CONARCI 2026 coloca Belém e a Amazônia no centro dos debates sobre cidadania, direitos e o futuro do Registro Civil

Realizado pela primeira vez na Região Norte, congresso reuniu autoridades e especialistas em Belém e reforçou a importância do Registro Civil como instrumento essencial para a garantia da cidadania

Belém entrou definitivamente no mapa dos grandes debates nacionais sobre cidadania e direitos fundamentais ao sediar, pela primeira vez na Região Norte, o CONARCI 2026 – XXXII Congresso Nacional de Registro Civil das Pessoas Naturais. Realizado na Estação das Docas, o evento reuniu registradores, magistrados, juristas, autoridades e especialistas de diferentes regiões do país para discutir os desafios e os caminhos do Registro Civil brasileiro em um cenário de profundas transformações sociais, tecnológicas e institucionais.

Mais do que receber um dos mais importantes encontros do extrajudicial brasileiro, a capital paraense levou a Amazônia para o centro das discussões. Questões como o combate ao sub-registro, as desigualdades regionais, a sustentabilidade das serventias, a ampliação das atribuições e os impactos da transformação digital ganharam uma dimensão ainda mais significativa diante das particularidades da Região Norte.
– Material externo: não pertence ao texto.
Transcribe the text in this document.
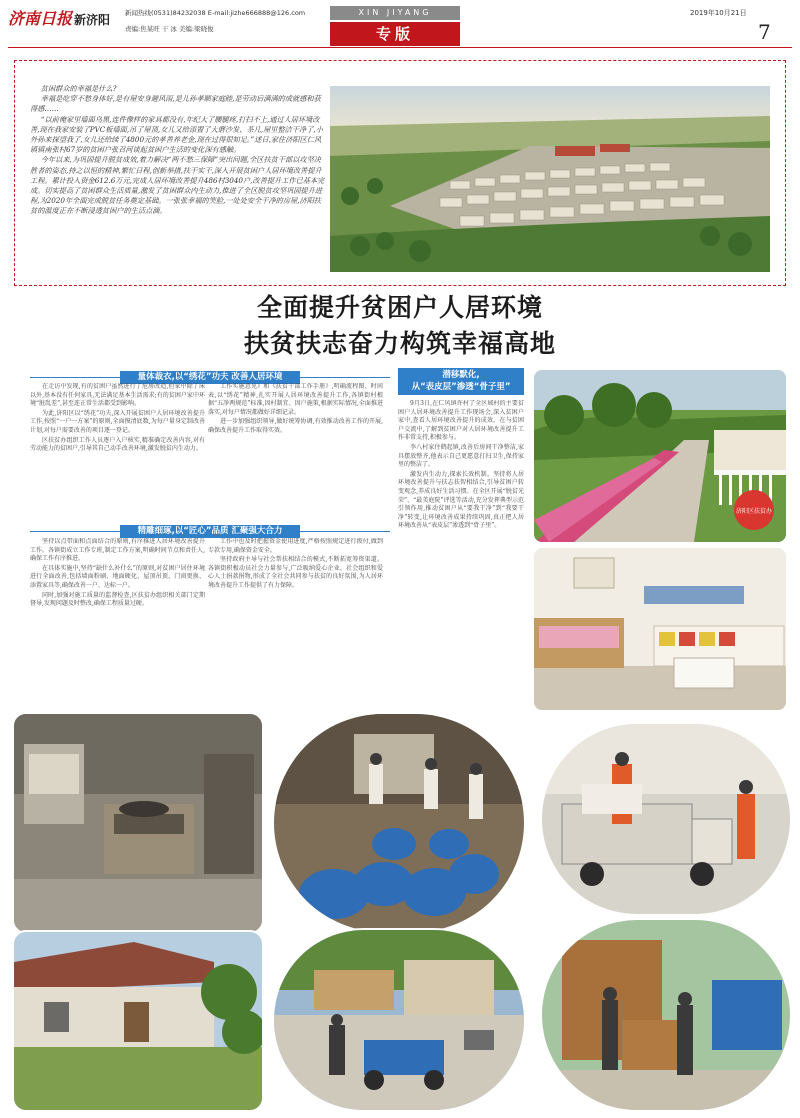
济南日报 新济阳	新闻热线(0531)84232038 E-mail:jizhe666888@126.com
责编:焦某旺 干 冰 美编:梁晓俊
XIN JIYANG
专版
2019年10月21日
7

贫困群众的幸福是什么?

幸福是吃穿不愁身体好,是有屋安身避风雨,是儿孙孝顺家庭睦,是劳动后满满的成就感和获得感……

“以前俺家里墙面乌黑,连件像样的家具都没有,年纪大了腰腿疼,打扫不上,通过人居环境改善,现在我家安装了PVC板墙面,吊了屋顶,女儿又给添置了大磨沙发、茶几,屋里整洁干净了,小外孙来探望我了,女儿还给续了4800元的孝善养老金,现在过得很知足。”述日,家住济阳区仁风镇镇南张村67岁的贫困户张召河谈起贫困户生活的变化深有感触。

今年以来,为巩固提升脱贫成效,着力解决“两不愁三保障”突出问题,全区扶贫干部以攻坚决胜者的姿态,持之以恒的精神,繁忙日程,创新举措,扶干实干,深入开展贫困户人居环境改善提升工程。累计投入资金612.6万元,完成人居环境改善提升486村3040户,改善提升工作已基本完成。切实提高了贫困群众生活质量,激发了贫困群众内生动力,推进了全区脱贫攻坚巩固提升进程,为2020年全面完成脱贫任务奠定基础。一张张幸福的笑脸,一处处安全干净的房屋,济阳扶贫的温度正在不断浸透贫困户的生活点滴。

全面提升贫困户人居环境
扶贫扶志奋力构筑幸福高地
量体裁衣,以“绣花”功夫 改善人居环境

在走访中发现,有的贫困户虽然进行了危房改造,但家中除了床以外,基本没有任何家具,无法满足基本生活需求;有的贫困户家中环境“脏乱差”,甚至连正常生活都受到影响。

为此,济阳区以“绣花”功夫,深入开展贫困户人居环境改善提升工作,按照“一户一方案”的原则,全面摸清底数,为每户量身定制改善计划,对每户需要改善的项目逐一登记。

区扶贫办组织工作人员逐户入户核实,精准确定改善内容,对有劳动能力的贫困户,引导其自己动手改善环境,激发脱贫内生动力。

工作实施意见》和《扶贫干部工作手册》,明确流程图、时间表,以“绣花”精神,扎实开展人居环境改善提升工作,各镇街村根据“五净两规范”标准,因村制宜、因户施策,根据实际情况,全面推进落实,对每户情况都做好详细记录。

进一步加强组织领导,做好统筹协调,有效推动改善工作的开展,确保改善提升工作取得实效。

精雕细琢,以“匠心”品质 汇聚强大合力

坚持以点带面和点面结合的原则,有序推进人居环境改善提升工作。各镇街成立工作专班,制定工作方案,明确时间节点和责任人,确保工作有序推进。

在具体实施中,坚持“缺什么补什么”的原则,对贫困户居住环境进行全面改善,包括墙面粉刷、地面硬化、屋顶吊顶、门窗更换、添置家具等,确保改善一户、达标一户。

同时,加强对施工质量的监督检查,区扶贫办组织相关部门定期督导,发现问题及时整改,确保工程质量过硬。

工作中也及时把握资金使用进度,严格按照规定进行拨付,做到专款专用,确保资金安全。

坚持政府主导与社会帮扶相结合的模式,不断拓宽筹资渠道。各镇街积极动员社会力量参与,广泛吸纳爱心企业、社会组织和爱心人士捐款捐物,形成了全社会共同参与扶贫的良好氛围,为人居环境改善提升工作提供了有力保障。

潜移默化,
从“表皮层”渗透“骨子里”

9月3日,在仁风镇许村了全区域村的主要贫困户人居环境改善提升工作现场会,深入贫困户家中,查看人居环境改善提升的成效。在与贫困户交流中,了解到贫困户对人居环境改善提升工作非常支持,积极参与。

李八村家住鹤起镇,改善后房间干净整洁,家具摆放整齐,他表示自己更愿意打扫卫生,保持家里的整洁了。

激发内生动力,探索长效机制。坚持将人居环境改善提升与扶志扶智相结合,引导贫困户转变观念,养成良好生活习惯。在全区开展“脱贫光荣”、“最美庭院”评选等活动,充分发挥典型示范引领作用,推动贫困户从“要我干净”到“我要干净”转变,让环境改善成果持续巩固,真正把人居环境改善从“表皮层”渗透到“骨子里”。

济阳区扶贫办
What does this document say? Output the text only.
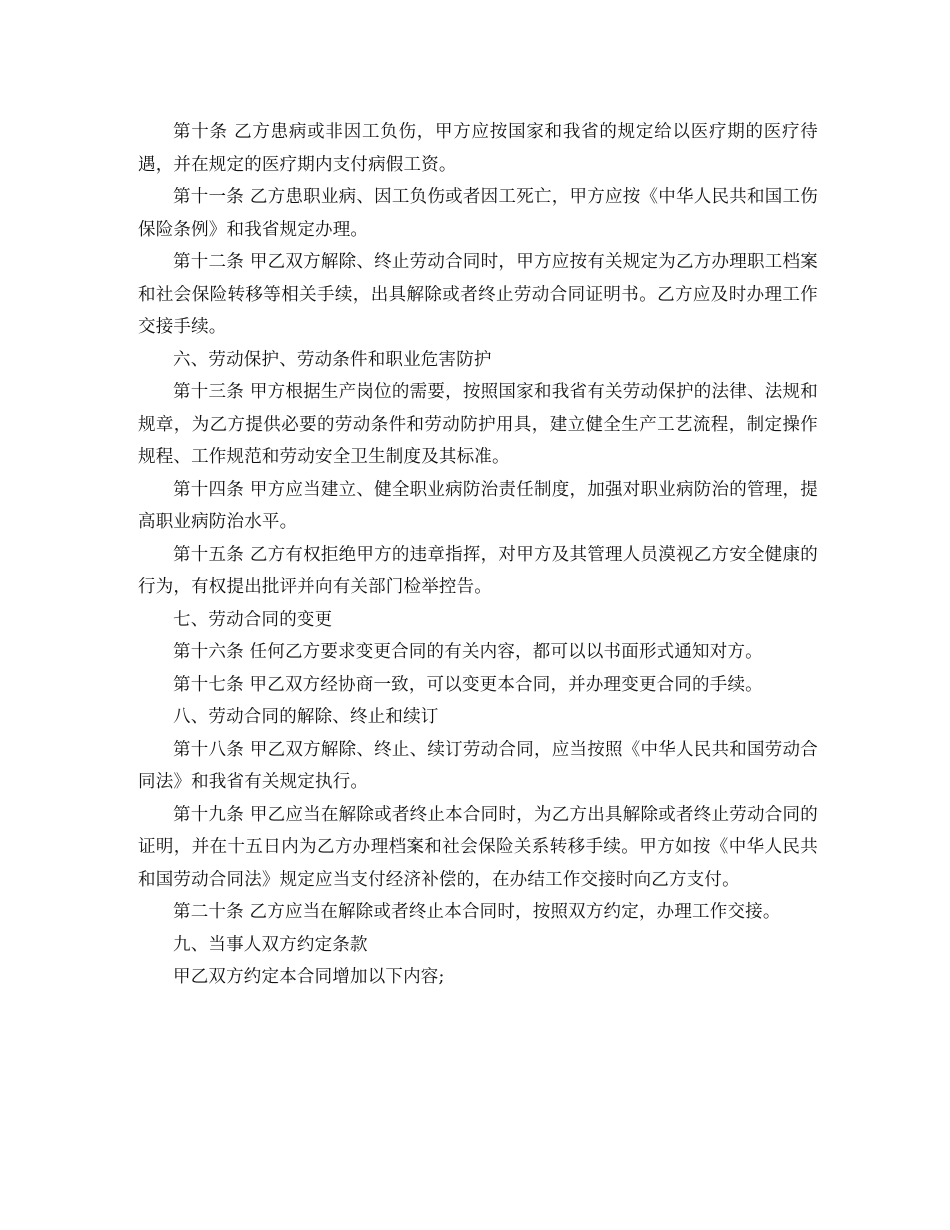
第十条 乙方患病或非因工负伤，甲方应按国家和我省的规定给以医疗期的医疗待遇，并在规定的医疗期内支付病假工资。

第十一条 乙方患职业病、因工负伤或者因工死亡，甲方应按《中华人民共和国工伤保险条例》和我省规定办理。

第十二条 甲乙双方解除、终止劳动合同时，甲方应按有关规定为乙方办理职工档案和社会保险转移等相关手续，出具解除或者终止劳动合同证明书。乙方应及时办理工作交接手续。

六、劳动保护、劳动条件和职业危害防护

第十三条 甲方根据生产岗位的需要，按照国家和我省有关劳动保护的法律、法规和规章，为乙方提供必要的劳动条件和劳动防护用具，建立健全生产工艺流程，制定操作规程、工作规范和劳动安全卫生制度及其标准。

第十四条 甲方应当建立、健全职业病防治责任制度，加强对职业病防治的管理，提高职业病防治水平。

第十五条 乙方有权拒绝甲方的违章指挥，对甲方及其管理人员漠视乙方安全健康的行为，有权提出批评并向有关部门检举控告。

七、劳动合同的变更

第十六条 任何乙方要求变更合同的有关内容，都可以以书面形式通知对方。

第十七条 甲乙双方经协商一致，可以变更本合同，并办理变更合同的手续。

八、劳动合同的解除、终止和续订

第十八条 甲乙双方解除、终止、续订劳动合同，应当按照《中华人民共和国劳动合同法》和我省有关规定执行。

第十九条 甲乙应当在解除或者终止本合同时，为乙方出具解除或者终止劳动合同的证明，并在十五日内为乙方办理档案和社会保险关系转移手续。甲方如按《中华人民共和国劳动合同法》规定应当支付经济补偿的，在办结工作交接时向乙方支付。

第二十条 乙方应当在解除或者终止本合同时，按照双方约定，办理工作交接。

九、当事人双方约定条款

甲乙双方约定本合同增加以下内容;
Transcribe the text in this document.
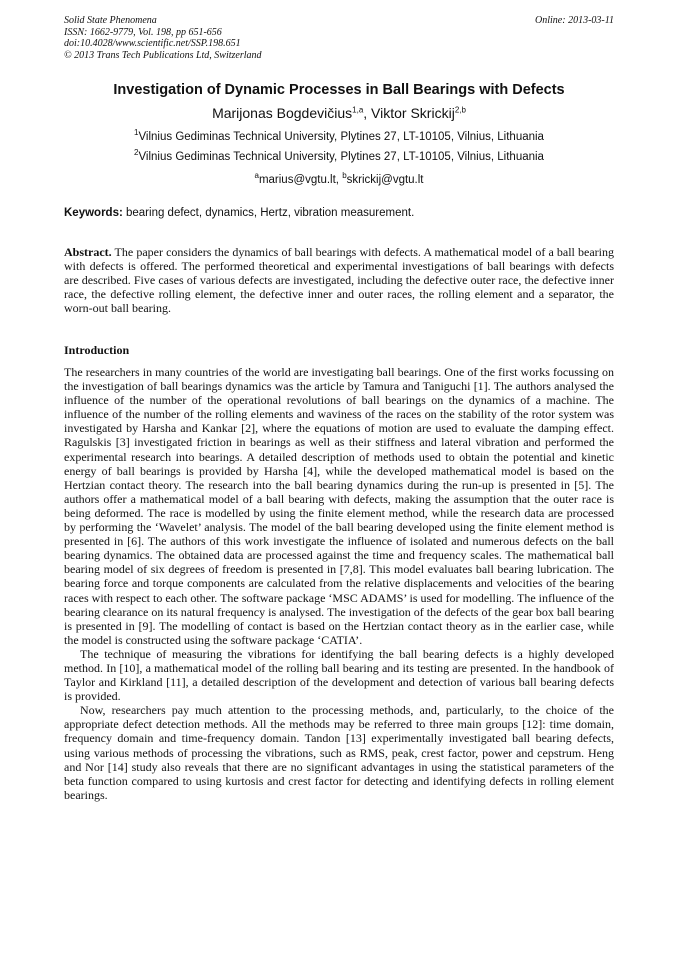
Solid State Phenomena
ISSN: 1662-9779, Vol. 198, pp 651-656
doi:10.4028/www.scientific.net/SSP.198.651
© 2013 Trans Tech Publications Ltd, Switzerland
Online: 2013-03-11
Investigation of Dynamic Processes in Ball Bearings with Defects
Marijonas Bogdevičius$^{1,a}$, Viktor Skrickij$^{2,b}$
$^1$Vilnius Gediminas Technical University, Plytines 27, LT-10105, Vilnius, Lithuania
$^2$Vilnius Gediminas Technical University, Plytines 27, LT-10105, Vilnius, Lithuania
$^a$marius@vgtu.lt, $^b$skrickij@vgtu.lt
Keywords: bearing defect, dynamics, Hertz, vibration measurement.

Abstract. The paper considers the dynamics of ball bearings with defects. A mathematical model of a ball bearing with defects is offered. The performed theoretical and experimental investigations of ball bearings with defects are described. Five cases of various defects are investigated, including the defective outer race, the defective inner race, the defective rolling element, the defective inner and outer races, the rolling element and a separator, the worn-out ball bearing.

Introduction

The researchers in many countries of the world are investigating ball bearings. One of the first works focussing on the investigation of ball bearings dynamics was the article by Tamura and Taniguchi [1]. The authors analysed the influence of the number of the operational revolutions of ball bearings on the dynamics of a machine. The influence of the number of the rolling elements and waviness of the races on the stability of the rotor system was investigated by Harsha and Kankar [2], where the equations of motion are used to evaluate the damping effect. Ragulskis [3] investigated friction in bearings as well as their stiffness and lateral vibration and performed the experimental research into bearings. A detailed description of methods used to obtain the potential and kinetic energy of ball bearings is provided by Harsha [4], while the developed mathematical model is based on the Hertzian contact theory. The research into the ball bearing dynamics during the run-up is presented in [5]. The authors offer a mathematical model of a ball bearing with defects, making the assumption that the outer race is being deformed. The race is modelled by using the finite element method, while the research data are processed by performing the ‘Wavelet’ analysis. The model of the ball bearing developed using the finite element method is presented in [6]. The authors of this work investigate the influence of isolated and numerous defects on the ball bearing dynamics. The obtained data are processed against the time and frequency scales. The mathematical ball bearing model of six degrees of freedom is presented in [7,8]. This model evaluates ball bearing lubrication. The bearing force and torque components are calculated from the relative displacements and velocities of the bearing races with respect to each other. The software package ‘MSC ADAMS’ is used for modelling. The influence of the bearing clearance on its natural frequency is analysed. The investigation of the defects of the gear box ball bearing is presented in [9]. The modelling of contact is based on the Hertzian contact theory as in the earlier case, while the model is constructed using the software package ‘CATIA’.

The technique of measuring the vibrations for identifying the ball bearing defects is a highly developed method. In [10], a mathematical model of the rolling ball bearing and its testing are presented. In the handbook of Taylor and Kirkland [11], a detailed description of the development and detection of various ball bearing defects is provided.

Now, researchers pay much attention to the processing methods, and, particularly, to the choice of the appropriate defect detection methods. All the methods may be referred to three main groups [12]: time domain, frequency domain and time-frequency domain. Tandon [13] experimentally investigated ball bearing defects, using various methods of processing the vibrations, such as RMS, peak, crest factor, power and cepstrum. Heng and Nor [14] study also reveals that there are no significant advantages in using the statistical parameters of the beta function compared to using kurtosis and crest factor for detecting and identifying defects in rolling element bearings.
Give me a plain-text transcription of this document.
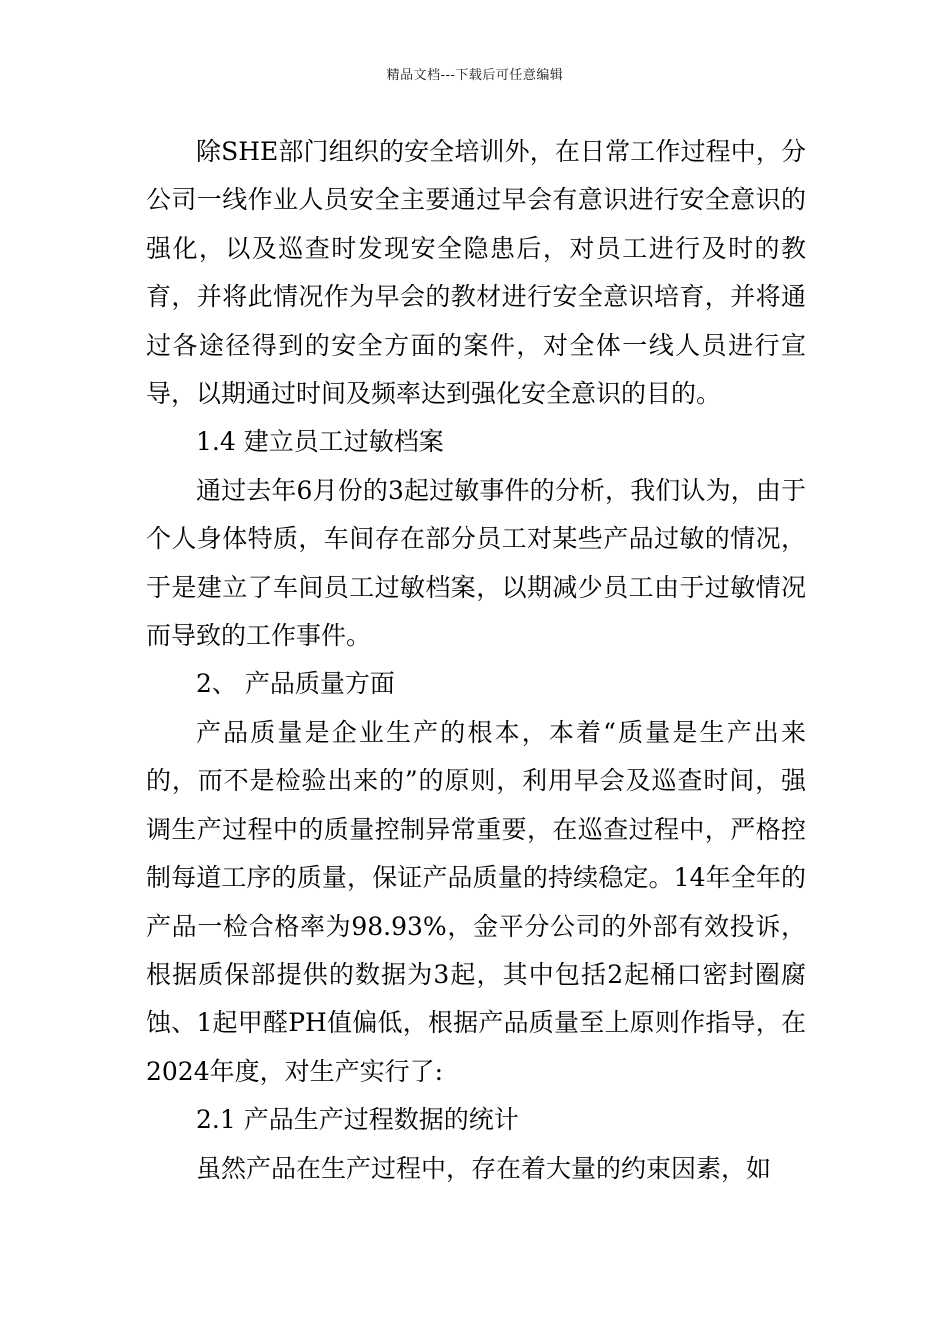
精品文档---下载后可任意编辑

除SHE部门组织的安全培训外，在日常工作过程中，分公司一线作业人员安全主要通过早会有意识进行安全意识的强化，以及巡查时发现安全隐患后，对员工进行及时的教育，并将此情况作为早会的教材进行安全意识培育，并将通过各途径得到的安全方面的案件，对全体一线人员进行宣导，以期通过时间及频率达到强化安全意识的目的。

1.4 建立员工过敏档案

通过去年6月份的3起过敏事件的分析，我们认为，由于个人身体特质，车间存在部分员工对某些产品过敏的情况，于是建立了车间员工过敏档案，以期减少员工由于过敏情况而导致的工作事件。

2、 产品质量方面

产品质量是企业生产的根本，本着“质量是生产出来的，而不是检验出来的”的原则，利用早会及巡查时间，强调生产过程中的质量控制异常重要，在巡查过程中，严格控制每道工序的质量，保证产品质量的持续稳定。14年全年的产品一检合格率为98.93%，金平分公司的外部有效投诉，根据质保部提供的数据为3起，其中包括2起桶口密封圈腐蚀、1起甲醛PH值偏低，根据产品质量至上原则作指导，在2024年度，对生产实行了:

2.1 产品生产过程数据的统计

虽然产品在生产过程中，存在着大量的约束因素，如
Entre os momentos mais marcantes da programação esteve a palestra magna do ministro do Supremo Tribunal Federal, Flávio Dino, que trouxe uma reflexão direta sobre a missão do Registro Civil na garantia dos direitos fundamentais e na construção da cidadania.

Ao abordar o tema “A importância do Registro Civil das Pessoas Naturais como garantidor de direitos e garantias constitucionais”, o ministro destacou que a atividade registral ocupa uma posição estratégica na relação entre o cidadão e o Estado. Para Dino, falar em Registro Civil é, essencialmente, falar sobre acesso a direitos.

A reflexão ganha especial relevância na Amazônia, onde as distâncias geográficas, as dificuldades de acesso e as desigualdades sociais ainda representam desafios para que todos os cidadãos tenham plenamente garantido o direito à identidade e à documentação.